FIG. 1 is a schematic view showing a composite hollow fiber membrane for degassing a chemical solution of the present invention.

FIG. 2 is a view showing an example of an apparatus used for performing degassing of a chemical solution using the composite hollow fiber membrane for degassing a chemical solution of the present invention.

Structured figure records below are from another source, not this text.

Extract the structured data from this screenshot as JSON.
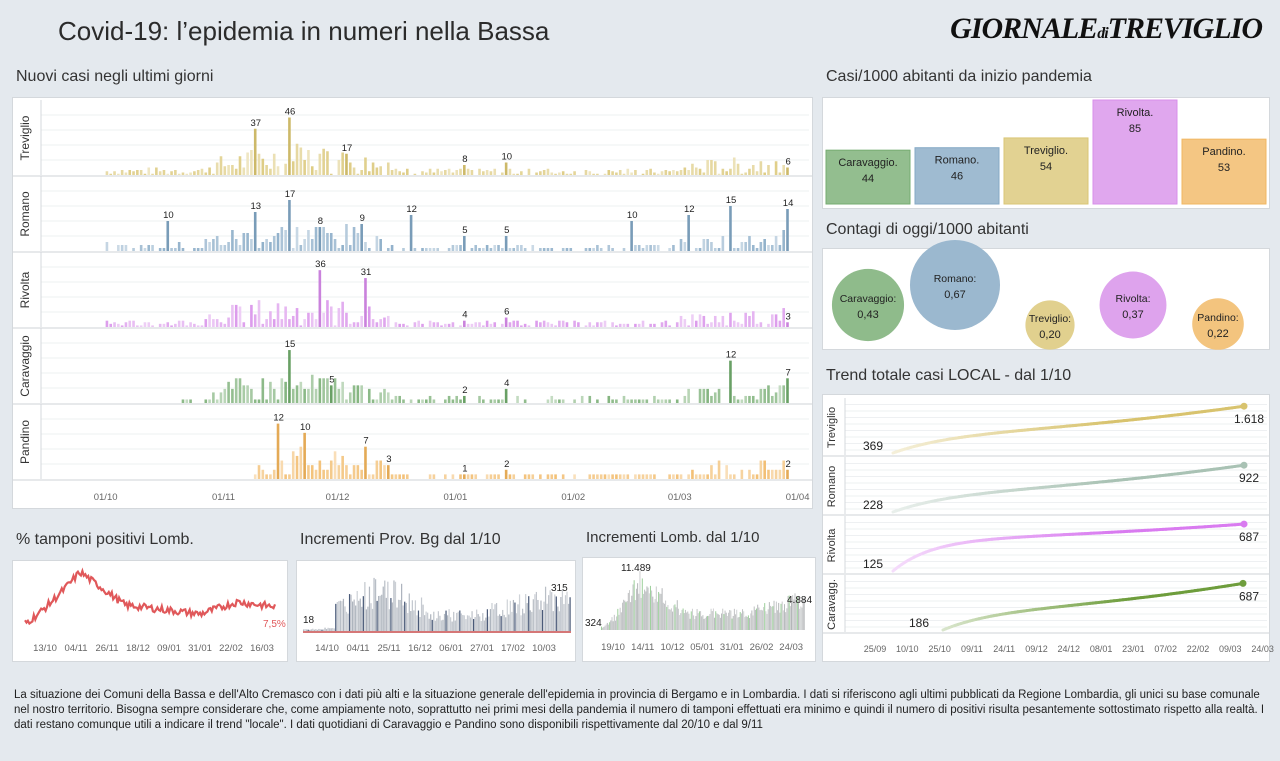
{
  "header": {
    "title": "Covid-19: l’epidemia  in numeri nella Bassa",
    "logo_main": "GIORNALE",
    "logo_di": "di",
    "logo_end": "TREVIGLIO"
  },
  "sections": {
    "new_cases": "Nuovi casi negli ultimi   giorni",
    "per1000": "Casi/1000 abitanti da inizio pandemia",
    "today": "Contagi di oggi/1000 abitanti",
    "trend": "Trend totale casi  LOCAL - dal 1/10",
    "positives": "% tamponi positivi Lomb.",
    "bg": "Incrementi Prov. Bg dal 1/10",
    "lomb": "Incrementi Lomb. dal 1/10"
  },
  "colors": {
    "Treviglio": "#d8c36e",
    "Romano": "#7fa4c2",
    "Rivolta": "#d589e8",
    "Caravaggio": "#6fa86a",
    "Pandino": "#f0b35a",
    "red_line": "#e0585a",
    "bg_bars": "#b8bcc2"
  },
  "chart_data": [
    {
      "type": "bar",
      "title": "Nuovi casi negli ultimi   giorni",
      "x_ticks": [
        "01/10",
        "01/11",
        "01/12",
        "01/01",
        "01/02",
        "01/03",
        "01/04"
      ],
      "series": [
        {
          "name": "Treviglio",
          "labels": [
            {
              "date": "2020-11-09",
              "value": 37
            },
            {
              "date": "2020-11-18",
              "value": 46
            },
            {
              "date": "2020-12-03",
              "value": 17
            },
            {
              "date": "2021-01-03",
              "value": 8
            },
            {
              "date": "2021-01-14",
              "value": 10
            },
            {
              "date": "2021-03-29",
              "value": 6
            }
          ]
        },
        {
          "name": "Romano",
          "labels": [
            {
              "date": "2020-10-17",
              "value": 10
            },
            {
              "date": "2020-11-09",
              "value": 13
            },
            {
              "date": "2020-11-18",
              "value": 17
            },
            {
              "date": "2020-11-26",
              "value": 8
            },
            {
              "date": "2020-12-07",
              "value": 9
            },
            {
              "date": "2020-12-20",
              "value": 12
            },
            {
              "date": "2021-01-03",
              "value": 5
            },
            {
              "date": "2021-01-14",
              "value": 5
            },
            {
              "date": "2021-02-16",
              "value": 10
            },
            {
              "date": "2021-03-03",
              "value": 12
            },
            {
              "date": "2021-03-14",
              "value": 15
            },
            {
              "date": "2021-03-29",
              "value": 14
            }
          ]
        },
        {
          "name": "Rivolta",
          "labels": [
            {
              "date": "2020-11-26",
              "value": 36
            },
            {
              "date": "2020-12-08",
              "value": 31
            },
            {
              "date": "2021-01-03",
              "value": 4
            },
            {
              "date": "2021-01-14",
              "value": 6
            },
            {
              "date": "2021-03-29",
              "value": 3
            }
          ]
        },
        {
          "name": "Caravaggio",
          "labels": [
            {
              "date": "2020-11-18",
              "value": 15
            },
            {
              "date": "2020-11-29",
              "value": 5
            },
            {
              "date": "2021-01-03",
              "value": 2
            },
            {
              "date": "2021-01-14",
              "value": 4
            },
            {
              "date": "2021-03-14",
              "value": 12
            },
            {
              "date": "2021-03-29",
              "value": 7
            }
          ]
        },
        {
          "name": "Pandino",
          "labels": [
            {
              "date": "2020-11-15",
              "value": 12
            },
            {
              "date": "2020-11-22",
              "value": 10
            },
            {
              "date": "2020-12-08",
              "value": 7
            },
            {
              "date": "2020-12-14",
              "value": 3
            },
            {
              "date": "2021-01-03",
              "value": 1
            },
            {
              "date": "2021-01-14",
              "value": 2
            },
            {
              "date": "2021-03-29",
              "value": 2
            }
          ]
        }
      ]
    },
    {
      "type": "bar",
      "title": "Casi/1000 abitanti da inizio pandemia",
      "categories": [
        "Caravaggio.",
        "Romano.",
        "Treviglio.",
        "Rivolta.",
        "Pandino."
      ],
      "values": [
        44,
        46,
        54,
        85,
        53
      ]
    },
    {
      "type": "scatter",
      "title": "Contagi di oggi/1000 abitanti",
      "categories": [
        "Caravaggio:",
        "Romano:",
        "Treviglio:",
        "Rivolta:",
        "Pandino:"
      ],
      "values": [
        "0,43",
        "0,67",
        "0,20",
        "0,37",
        "0,22"
      ],
      "numeric": [
        0.43,
        0.67,
        0.2,
        0.37,
        0.22
      ]
    },
    {
      "type": "line",
      "title": "Trend totale casi  LOCAL - dal 1/10",
      "x_ticks": [
        "25/09",
        "10/10",
        "25/10",
        "09/11",
        "24/11",
        "09/12",
        "24/12",
        "08/01",
        "23/01",
        "07/02",
        "22/02",
        "09/03",
        "24/03"
      ],
      "series": [
        {
          "name": "Treviglio",
          "start": "369",
          "end": "1.618"
        },
        {
          "name": "Romano",
          "start": "228",
          "end": "922"
        },
        {
          "name": "Rivolta",
          "start": "125",
          "end": "687"
        },
        {
          "name": "Caravagg.",
          "start": "186",
          "end": "687"
        }
      ]
    },
    {
      "type": "line",
      "title": "% tamponi positivi Lomb.",
      "x_ticks": [
        "13/10",
        "04/11",
        "26/11",
        "18/12",
        "09/01",
        "31/01",
        "22/02",
        "16/03"
      ],
      "end_label": "7,5%"
    },
    {
      "type": "bar",
      "title": "Incrementi Prov. Bg dal 1/10",
      "x_ticks": [
        "14/10",
        "04/11",
        "25/11",
        "16/12",
        "06/01",
        "27/01",
        "17/02",
        "10/03"
      ],
      "start_label": "18",
      "end_label": "315"
    },
    {
      "type": "bar",
      "title": "Incrementi Lomb. dal 1/10",
      "x_ticks": [
        "19/10",
        "14/11",
        "10/12",
        "05/01",
        "31/01",
        "26/02",
        "24/03"
      ],
      "start_label": "324",
      "peak_label": "11.489",
      "end_label": "4.884"
    }
  ],
  "footer": "La situazione dei Comuni della Bassa e dell'Alto Cremasco con i dati più alti e la situazione generale dell'epidemia in provincia di Bergamo e in Lombardia.  I dati si riferiscono agli ultimi pubblicati da Regione Lombardia, gli unici su base comunale nel  nostro territorio.  Bisogna sempre considerare che, come ampiamente noto, soprattutto nei primi mesi della pandemia il numero di tamponi effettuati era minimo e quindi il numero di positivi risulta pesantemente sottostimato rispetto alla realtà. I dati restano comunque utili a indicare il trend \"locale\".  I dati quotidiani di Caravaggio e Pandino sono disponibili rispettivamente dal 20/10 e dal 9/11"
}
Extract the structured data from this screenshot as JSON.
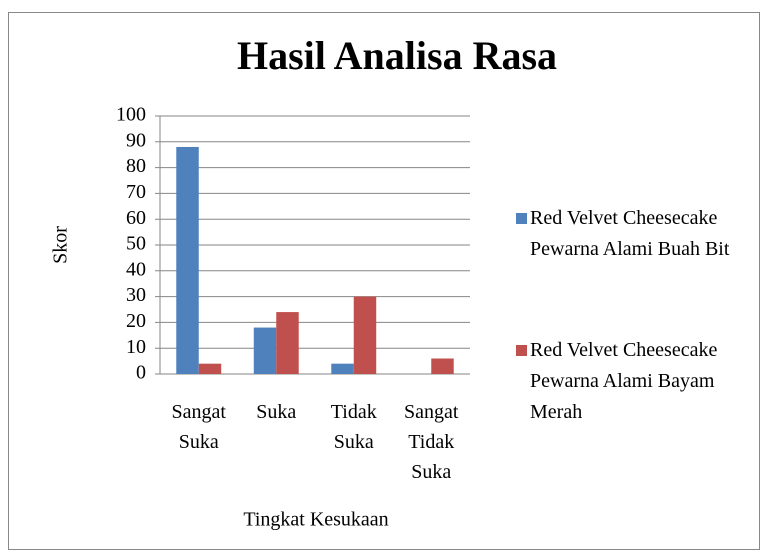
{
  "chart_data": {
    "type": "bar",
    "title": "Hasil Analisa Rasa",
    "x_label": "Tingkat Kesukaan",
    "y_label": "Skor",
    "categories": [
      "Sangat Suka",
      "Suka",
      "Tidak Suka",
      "Sangat Tidak Suka"
    ],
    "series": [
      {
        "name": "Red Velvet Cheesecake Pewarna Alami Buah Bit",
        "color": "#4f81bd",
        "values": [
          88,
          18,
          4,
          0
        ]
      },
      {
        "name": "Red Velvet Cheesecake Pewarna Alami Bayam Merah",
        "color": "#c0504d",
        "values": [
          4,
          24,
          30,
          6
        ]
      }
    ],
    "ylim": [
      0,
      100
    ],
    "yticks": [
      0,
      10,
      20,
      30,
      40,
      50,
      60,
      70,
      80,
      90,
      100
    ],
    "grid": true,
    "legend": "right"
  }
}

FIG. 3 is a schematic diagram showing a surface state of a resist film after development.

[Explanation of symbols]

 DESCRIPTION OF SYMBOLS 1 Porous support layer 2 Homogeneous thin film 3 Chemical tank 4 Chemical liquid 5 Nitrogen supply pipe 6 Chemical supply pipe 7, 14 Bypass pipe 8, 9, 15, 16, 17 Valve 10 Hollow fiber membrane module 11 Hollow fiber membrane 12 Deaeration port 13 Decompression pump 18 Degassed chemical supply pipe 19 Chemical discharge nozzle 20 Nitrogen gas 21 Groove width 22 Land width 23 Groove depth

──────────────────────────────────────────────────の Continued on the front page (51) Int.Cl. ⁷ Identification symbol FI Theme coat ゛ (Reference) B01D 71/36 B01D 71/36 F-term (Reference) 4D006 GA32 HA02 HA18 MA01 MA09 MA31 MB03 MB04 MB11 MC22X MC23X MC24X MC29 MC30X MC81 NA21 NA45 NA66 PC01 4D011 AA17 AC10

Claims (10)

[Claims] 1. A hollow fiber membrane having a composite structure in which a homogeneous thin film is sandwiched between polyolefin-based porous support layers, wherein the homogeneous thin film and the porous support layer are in contact with each other without bonding, and When the chemical solution is supplied to one side of the hollow fiber membrane and the opposite surface of the hollow fiber membrane is negatively pressured with respect to the chemical solution supply surface to degas dissolved gas in the chemical solution, the chemical solution does not leak from the negative pressure side membrane surface. Composite hollow fiber membrane for chemical solution deaeration. 2. The composite hollow fiber membrane for chemical solution degassing according to claim 1, wherein a weight change rate after immersion in the chemical solution according to JIS K7114 is within a range of 0 to + 30%. 3. The method according to claim 1, wherein a flow rate ratio of the oxygen permeation flow rate to the nitrogen permeation flow rate is 1.1 or more, and a change rate of the flow rate ratio after immersion in the chemical solution is within ± 10% according to JIS K7114. The composite hollow fiber membrane for degassing a drug solution according to claim 1 or 2. 4. A nitrogen permeation flow rate of 0.5 × 10 ⁻⁹ cm ³ /
(Cm ² · Pa · sec) or more, and the oxygen permeation flow rate is 0.6 × 10 ⁻⁹ cm ³ / (cm ² · Pa · sec) or more. The composite hollow fiber membrane for degassing a chemical solution according to the above. 5. The composite hollow fiber membrane for chemical solution degassing according to claim 1, wherein the homogeneous thin film is a mixture of a styrene-based thermoplastic elastomer and a polyolefin. 6. The method according to claim 1, wherein the homogeneous thin film is a copolymer of 2,2-bistrifluoromethyl-4,5-difluoro-1,3-dioxole and tetrafluoroethylene. 5. The composite hollow fiber membrane for degassing a drug solution according to 3 or 4. 7. The method according to claim 1, wherein the homogeneous thin film is a fluorine-based thermoplastic elastomer.
The composite hollow fiber membrane for degassing a chemical solution according to the above. 8. The degassing solution according to claim 1, wherein the homogeneous thin film is poly (4-methylpentene-1) or a 4-methylpentene-1 copolymer. Composite hollow fiber membrane. 9. The method according to claim 1, wherein the homogeneous thin film is a polyolefin-based thermoplastic elastomer.
Or the composite hollow fiber membrane for degassing a chemical solution according to 4. 10. The method according to claim 1, wherein the porous support layer is any one of polyethylene, polypropylene, poly (4-methylpentene-1), polyvinylidene fluoride and polyoxymethylene. The composite hollow fiber membrane for chemical solution degassing according to claim 1.